There's 2080 work hours in a year (52 weeks, 40 hours per week).
So technically you should divide by 2080, but dividing by 2000 is a lot faster in your head (drop three zeroes, and halve).
Thanks for the feedback warrenm. Heuristics can be useful, but I built this calculator to help freelancers account for opportunity costs and unexpected expenses in their rates. For example, someone who makes a $100,000 salary would charge 100,000/2080 = $48/hour by the measure you described. However, I don't believe that rate accounts for PTO, National Holidays, Health Insurance, Business Development time, self-employment taxes and many other things. A more realistic equivalency in my experience (and according to the calculator) would be $100-$125/hour.
Hope that's helpful.
In my experience, people tend to greatly underestimate how much it will cost them to pay both the employer and the employee part of insurance, as well as other expenses typically paid by an employer.
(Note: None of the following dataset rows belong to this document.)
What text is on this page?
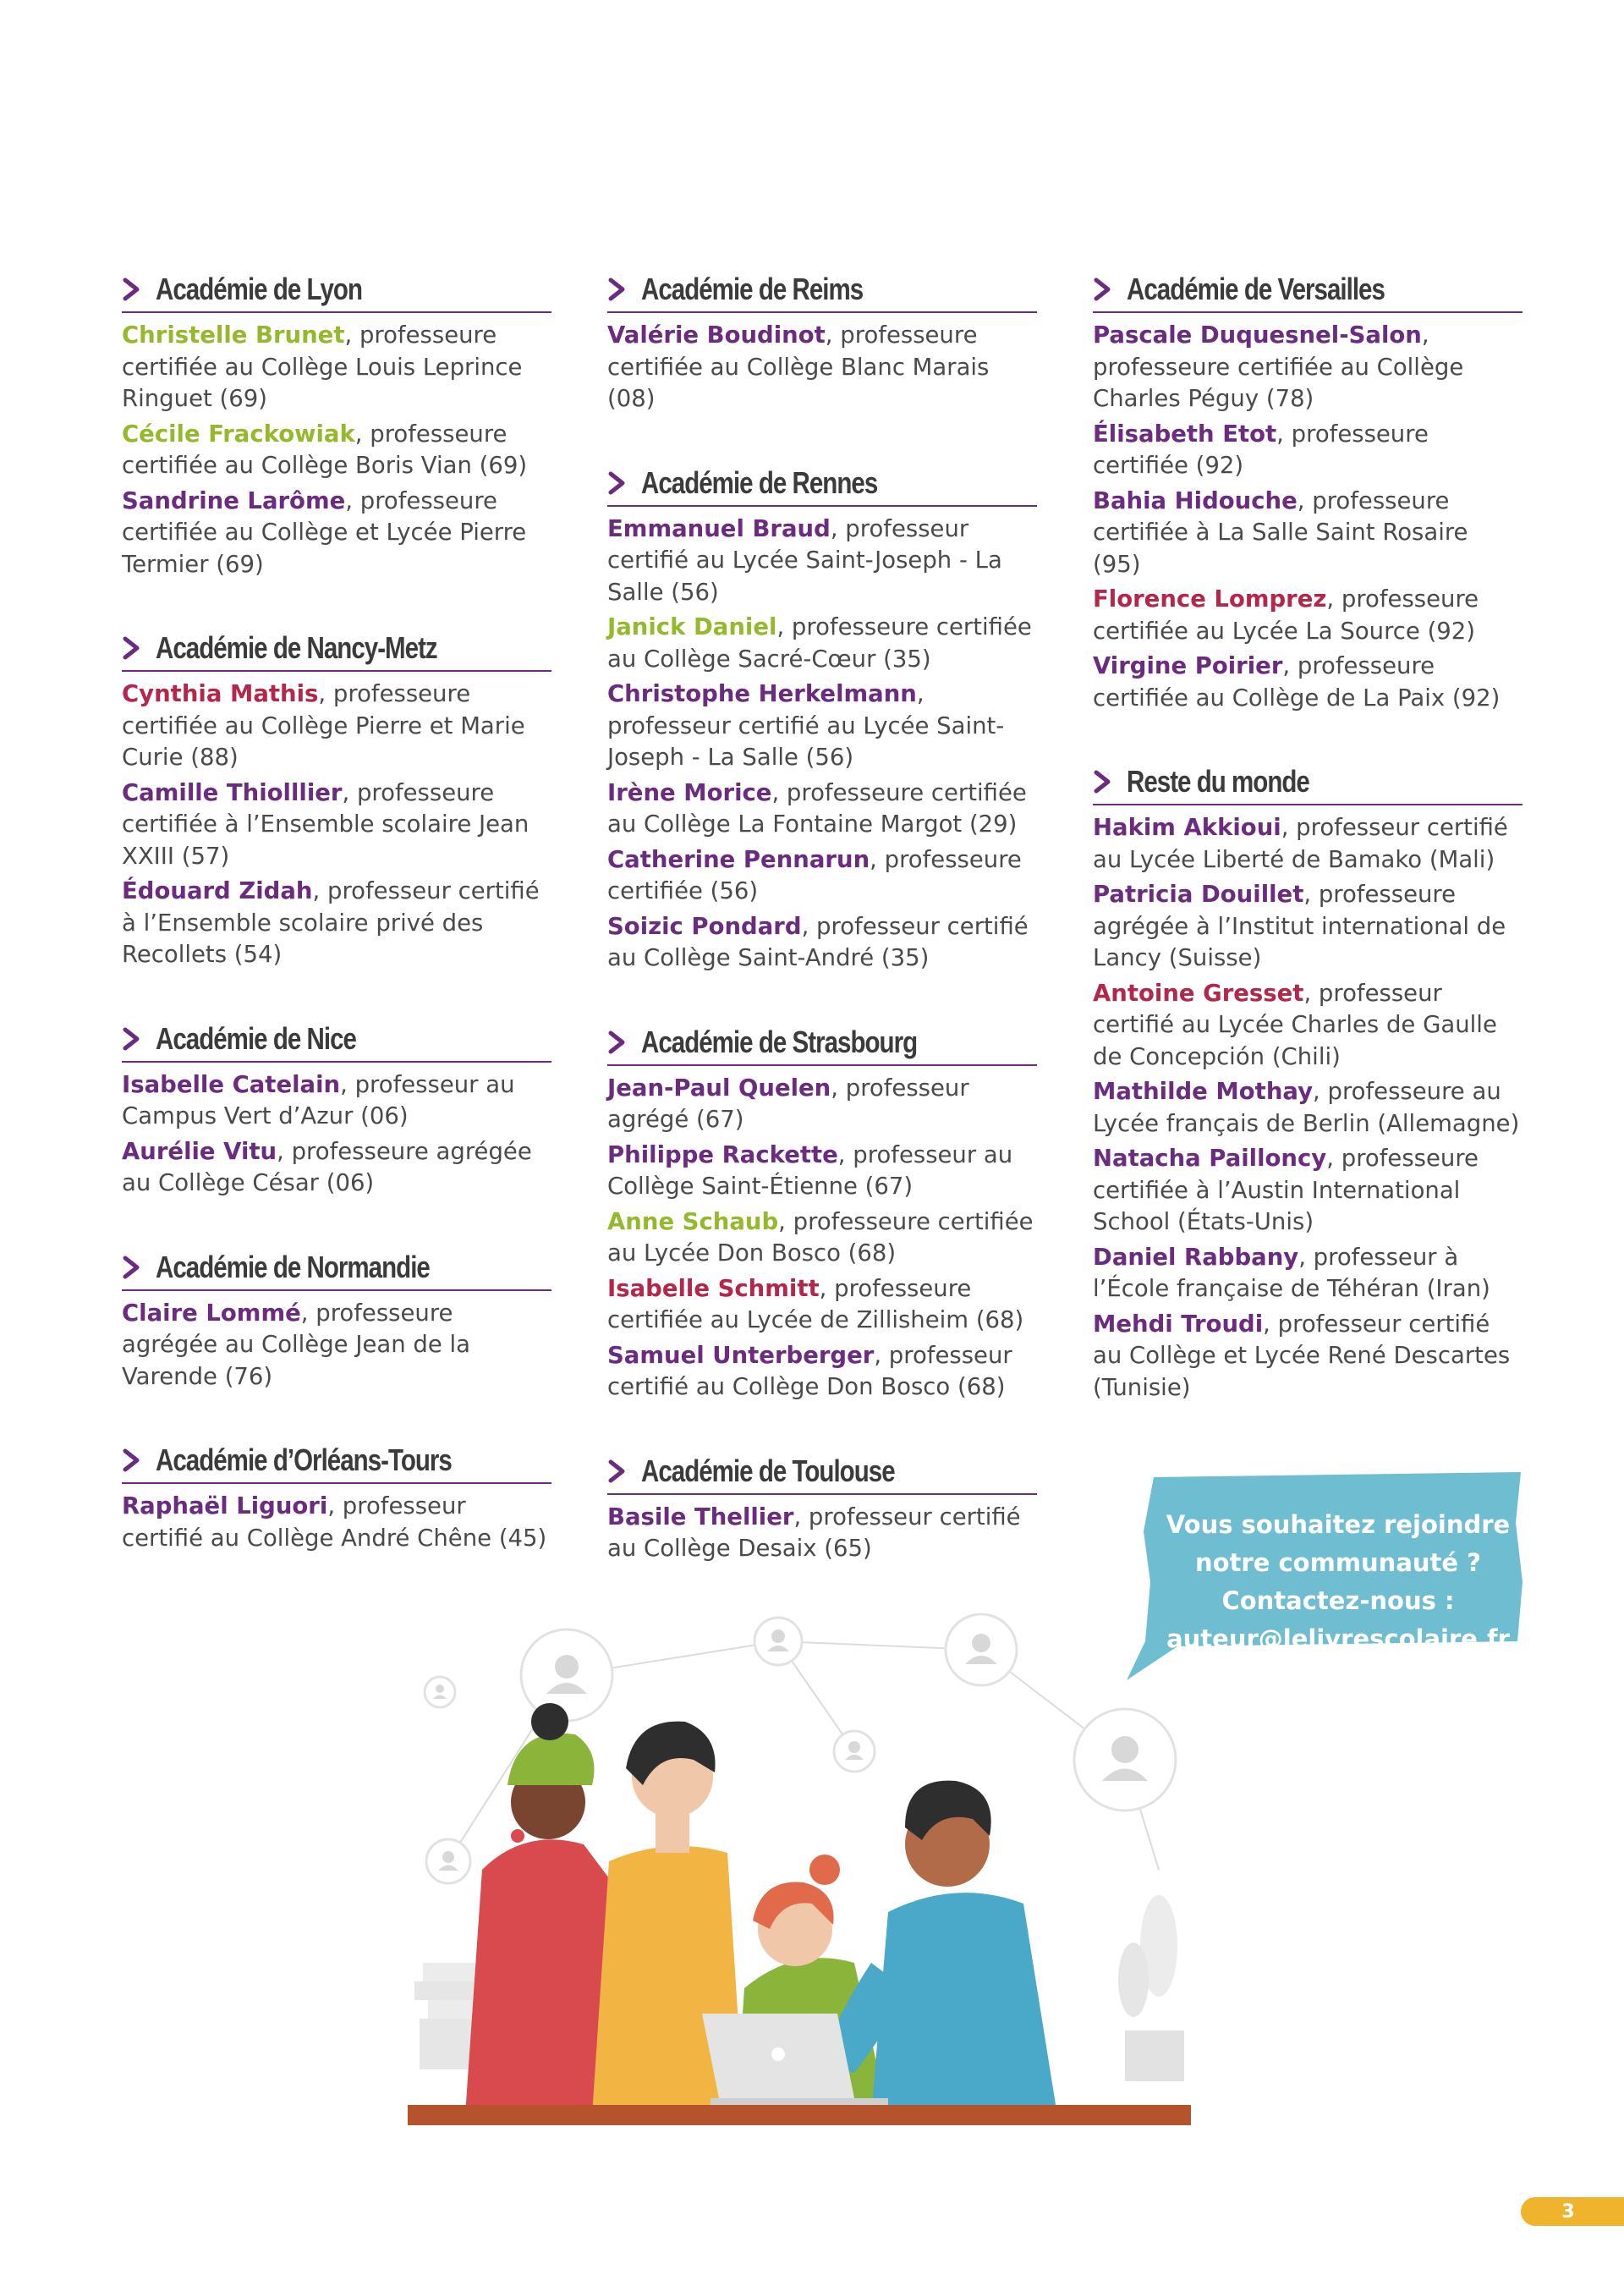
Académie de Lyon
Christelle Brunet, professeure certifiée au Collège Louis Leprince Ringuet (69)
Cécile Frackowiak, professeure certifiée au Collège Boris Vian (69)
Sandrine Larôme, professeure certifiée au Collège et Lycée Pierre Termier (69)
Académie de Nancy-Metz
Cynthia Mathis, professeure certifiée au Collège Pierre et Marie Curie (88)
Camille Thiolllier, professeure certifiée à l’Ensemble scolaire Jean XXIII (57)
Édouard Zidah, professeur certifié à l’Ensemble scolaire privé des Recollets (54)
Académie de Nice
Isabelle Catelain, professeur au Campus Vert d’Azur (06)
Aurélie Vitu, professeure agrégée au Collège César (06)
Académie de Normandie
Claire Lommé, professeure agrégée au Collège Jean de la Varende (76)
Académie d’Orléans-Tours
Raphaël Liguori, professeur certifié au Collège André Chêne (45)
Académie de Reims
Valérie Boudinot, professeure certifiée au Collège Blanc Marais (08)
Académie de Rennes
Emmanuel Braud, professeur certifié au Lycée Saint-Joseph - La Salle (56)
Janick Daniel, professeure certifiée au Collège Sacré-Cœur (35)
Christophe Herkelmann, professeur certifié au Lycée Saint-Joseph - La Salle (56)
Irène Morice, professeure certifiée au Collège La Fontaine Margot (29)
Catherine Pennarun, professeure certifiée (56)
Soizic Pondard, professeur certifié au Collège Saint-André (35)
Académie de Strasbourg
Jean-Paul Quelen, professeur agrégé (67)
Philippe Rackette, professeur au Collège Saint-Étienne (67)
Anne Schaub, professeure certifiée au Lycée Don Bosco (68)
Isabelle Schmitt, professeure certifiée au Lycée de Zillisheim (68)
Samuel Unterberger, professeur certifié au Collège Don Bosco (68)
Académie de Toulouse
Basile Thellier, professeur certifié au Collège Desaix (65)
Académie de Versailles
Pascale Duquesnel-Salon, professeure certifiée au Collège Charles Péguy (78)
Élisabeth Etot, professeure certifiée (92)
Bahia Hidouche, professeure certifiée à La Salle Saint Rosaire (95)
Florence Lomprez, professeure certifiée au Lycée La Source (92)
Virgine Poirier, professeure certifiée au Collège de La Paix (92)
Reste du monde
Hakim Akkioui, professeur certifié au Lycée Liberté de Bamako (Mali)
Patricia Douillet, professeure agrégée à l’Institut international de Lancy (Suisse)
Antoine Gresset, professeur certifié au Lycée Charles de Gaulle de Concepción (Chili)
Mathilde Mothay, professeure au Lycée français de Berlin (Allemagne)
Natacha Pailloncy, professeure certifiée à l’Austin International School (États-Unis)
Daniel Rabbany, professeur à l’École française de Téhéran (Iran)
Mehdi Troudi, professeur certifié au Collège et Lycée René Descartes (Tunisie)
Vous souhaitez rejoindre
notre communauté ?
Contactez-nous :
auteur@lelivrescolaire.fr
3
The rule of thumb I arrived at years ago was to start by dividing the annual rate by a factor of two, to account for the additional tax burden. Then to divide by an additional factor of two to account for the additional insurance burden.
Then you start factoring in your other costs.
Years ago, I was contracting with Apple Retail Software Engineering in Cupertino, and making $95/hr. I calculated that they would have to give me a $250,000 annual salary to be able to take home the same amount of money on a monthly basis, and virtually no one at Apple makes that kind of money unless they're an SVP.
So, I was actually quite happy when the contract ended and I got to go home to Austin.
Yeah - I saw all the other components added: but they're pretty subjective between people
Work hours in a year vs salary gets you to a very close approximation in seconds.
Why is this a slide bar instead of an input field where I can enter the number?
Thanks for the feedback. I thought it would be easier for users to simply slide a scale rather than manually input numbers (which I feel is error prone and more work), especially on a mobile device.
In the next iteration I'm considering allowing users to use either option, sliding scale or direct input.